The telescope also consists of state-of-the-art detectors and a lengthy 33-foot mast, which connects the detectors to the nested mirrors, providing the long distance required to focus the X-rays. This mast is folded up into a canister small enough to fit atop the Pegasus launch vehicle. It will unfurl in about seven days after launch. About 23 days later, science operations will begin

“We will see the hottest, densest and most energetic objects with a fundamentally new, high-energy X-ray telescope that can obtain much deeper and crisper images than before,” said Fiona Harrison, the NuSTAR principal investigator at the California Institute of Technology in Pasadena, Calif., who first conceived of the mission 20 years ago.

“NuSTAR uses several innovations for its unprecedented imaging capability and was made possible by many partners,” said Yunjin Kim, the project manager for the mission at NASA’s Jet Propulsion Laboratory in Pasadena, Calif. “We’re all really excited to see the fruition of our work begin its mission in space.”

“NuSTAR truly demonstrates the value that NASA’s research and development programs provide in advancing the nation’s science agenda,” said Paul Hertz, NASA’s Astrophysics Division director. “Taking just over four years from receiving the project go-ahead to launch, this low-cost Explorer mission will use new mirror and detector technology that was developed in NASA’s basic research program and tested in NASA’s scientific ballooning program. The result of these modest investments is a small space telescope that will provide world-class science in an important but relatively unexplored band of the electromagnetic spectrum.”

NuSTAR is a Small Explorer mission led by Caltech and managed by JPL for NASA’s Science Mission Directorate in Washington. The spacecraft was built by Orbital Sciences Corp.
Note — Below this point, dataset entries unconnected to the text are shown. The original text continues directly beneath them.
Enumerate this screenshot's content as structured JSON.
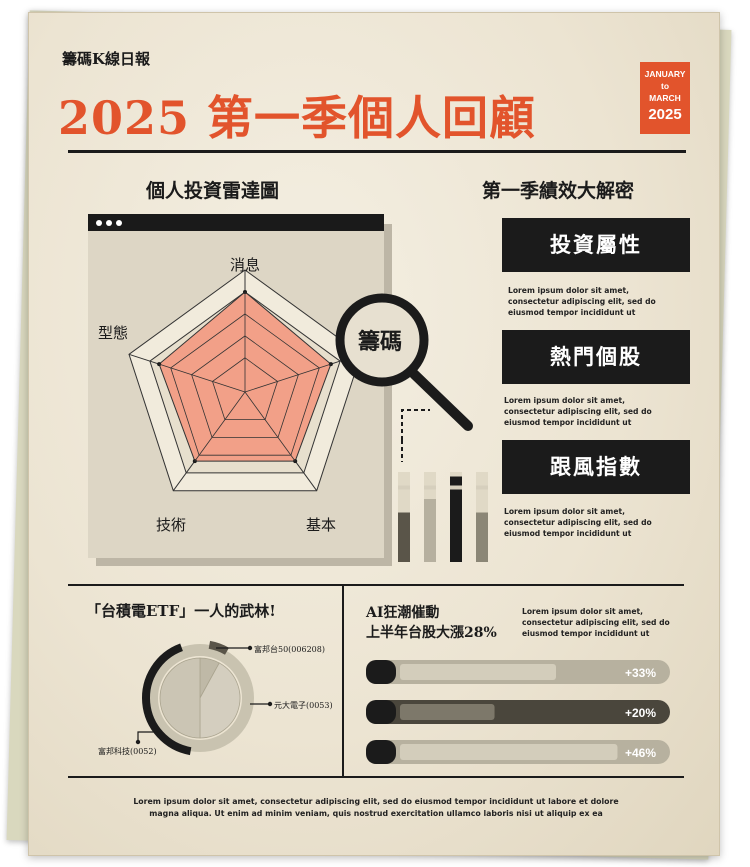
{
  "header": {
    "kicker": "籌碼K線日報",
    "title": "2025 第一季個人回顧",
    "date_line1": "JANUARY",
    "date_line2": "to",
    "date_line3": "MARCH",
    "date_year": "2025"
  },
  "radar_section": {
    "title": "個人投資雷達圖",
    "magnifier_text": "籌碼"
  },
  "right_section": {
    "title": "第一季績效大解密",
    "boxes": [
      {
        "label": "投資屬性",
        "text": [
          "Lorem ipsum dolor sit amet,",
          "consectetur adipiscing elit, sed do",
          "eiusmod tempor incididunt ut"
        ]
      },
      {
        "label": "熱門個股",
        "text": [
          "Lorem ipsum dolor sit amet,",
          "consectetur adipiscing elit, sed do",
          "eiusmod tempor incididunt ut"
        ]
      },
      {
        "label": "跟風指數",
        "text": [
          "Lorem ipsum dolor sit amet,",
          "consectetur adipiscing elit, sed do",
          "eiusmod tempor incididunt ut"
        ]
      }
    ]
  },
  "etf_section": {
    "title": "「台積電ETF」一人的武林!"
  },
  "ai_section": {
    "title_line1": "AI狂潮催動",
    "title_line2": "上半年台股大漲28%",
    "text": [
      "Lorem ipsum dolor sit amet,",
      "consectetur adipiscing elit, sed do",
      "eiusmod tempor incididunt ut"
    ]
  },
  "footer": {
    "line1": "Lorem ipsum dolor sit amet, consectetur adipiscing elit, sed do eiusmod tempor incididunt ut labore et dolore",
    "line2": "magna aliqua. Ut enim ad minim veniam, quis nostrud exercitation ullamco laboris nisi ut aliquip ex ea"
  },
  "colors": {
    "accent": "#e2542c",
    "radar_fill": "#f2a088",
    "ink": "#1b1b1b",
    "paper": "#ece4d2"
  },
  "chart_data": [
    {
      "type": "radar",
      "axes": [
        "消息",
        "型態",
        "技術",
        "基本"
      ],
      "axis_count": 5,
      "values": [
        0.82,
        0.74,
        0.7,
        0.7,
        0.74
      ],
      "max": 1
    },
    {
      "type": "bar",
      "values": [
        0.55,
        0.7,
        0.95,
        0.55
      ],
      "colors": [
        "#5a5549",
        "#b6b09f",
        "#1b1b1b",
        "#8b8676"
      ]
    },
    {
      "type": "pie",
      "slices": [
        {
          "label": "富邦台50(006208)",
          "value": 8
        },
        {
          "label": "元大電子(0053)",
          "value": 42
        },
        {
          "label": "富邦科技(0052)",
          "value": 50
        }
      ]
    },
    {
      "type": "bar",
      "orientation": "horizontal",
      "bars": [
        {
          "label": "+33%",
          "value": 33
        },
        {
          "label": "+20%",
          "value": 20
        },
        {
          "label": "+46%",
          "value": 46
        }
      ]
    }
  ]
}
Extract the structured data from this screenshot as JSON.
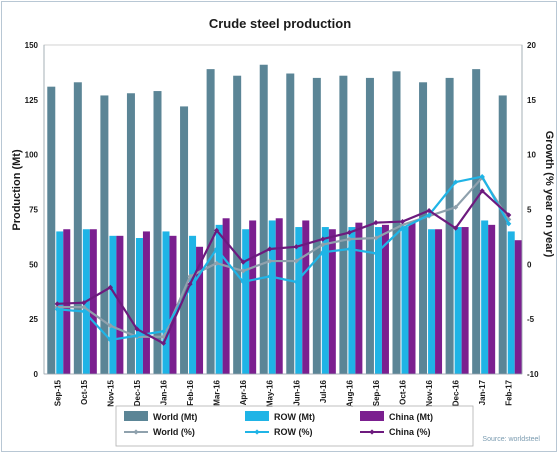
{
  "chart_data": {
    "type": "bar",
    "title": "Crude steel production",
    "ylabel": "Production (Mt)",
    "y2label": "Growth (% year on year)",
    "ylim": [
      0,
      150
    ],
    "yticks": [
      0,
      25,
      50,
      75,
      100,
      125,
      150
    ],
    "y2lim": [
      -10,
      20
    ],
    "y2ticks": [
      -10,
      -5,
      0,
      5,
      10,
      15,
      20
    ],
    "categories": [
      "Sep-15",
      "Oct-15",
      "Nov-15",
      "Dec-15",
      "Jan-16",
      "Feb-16",
      "Mar-16",
      "Apr-16",
      "May-16",
      "Jun-16",
      "Jul-16",
      "Aug-16",
      "Sep-16",
      "Oct-16",
      "Nov-16",
      "Dec-16",
      "Jan-17",
      "Feb-17"
    ],
    "bar_series": [
      {
        "name": "World (Mt)",
        "color": "#5b8596",
        "values": [
          131,
          133,
          127,
          128,
          129,
          122,
          139,
          136,
          141,
          137,
          135,
          136,
          135,
          138,
          133,
          135,
          139,
          127
        ]
      },
      {
        "name": "ROW (Mt)",
        "color": "#1fb4e6",
        "values": [
          65,
          66,
          63,
          62,
          65,
          63,
          68,
          66,
          70,
          67,
          67,
          67,
          67,
          67,
          66,
          67,
          70,
          65
        ]
      },
      {
        "name": "China (Mt)",
        "color": "#7b1f8f",
        "values": [
          66,
          66,
          63,
          65,
          63,
          58,
          71,
          70,
          71,
          70,
          66,
          69,
          68,
          69,
          66,
          67,
          68,
          61
        ]
      }
    ],
    "line_series": [
      {
        "name": "World (%)",
        "color": "#8fa1ad",
        "marker": "diamond",
        "values": [
          -3.9,
          -3.9,
          -5.6,
          -6.6,
          -6.6,
          -1.1,
          0.1,
          -0.6,
          0.3,
          0.3,
          1.8,
          2.3,
          2.4,
          3.6,
          4.4,
          5.2,
          7.9,
          4.1
        ]
      },
      {
        "name": "ROW (%)",
        "color": "#1fb4e6",
        "marker": "diamond",
        "values": [
          -4.1,
          -4.3,
          -6.9,
          -6.5,
          -6.1,
          -2.2,
          1.4,
          -1.6,
          -1.1,
          -1.6,
          1.1,
          1.4,
          1.0,
          3.3,
          4.5,
          7.5,
          8.0,
          3.7
        ]
      },
      {
        "name": "China (%)",
        "color": "#6d1a7e",
        "marker": "diamond",
        "values": [
          -3.6,
          -3.5,
          -2.1,
          -5.9,
          -7.2,
          -1.8,
          3.1,
          0.2,
          1.4,
          1.6,
          2.3,
          2.9,
          3.8,
          3.9,
          4.9,
          3.3,
          6.7,
          4.5
        ]
      }
    ],
    "grid": false,
    "legend_position": "bottom",
    "source": "Source: worldsteel"
  }
}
Its instrument was built by a consortium including Caltech; JPL; University of California at Berkeley); Columbia University in New York; NASA’s Goddard Space Flight Center; the Danish Technical University in Denmark; Lawrence Livermore National Laboratory; and ATK Aerospace Systems in Goleta, Calif. NuSTAR will be operated by UC Berkeley, with the Italian Space Agency providing its equatorial ground station located at Malindi, Kenya. The mission’s outreach program is based at Sonoma State University in Rohnert Park, Calif. NASA’s Explorer Program is managed by Goddard. JPL is managed by Caltech for NASA.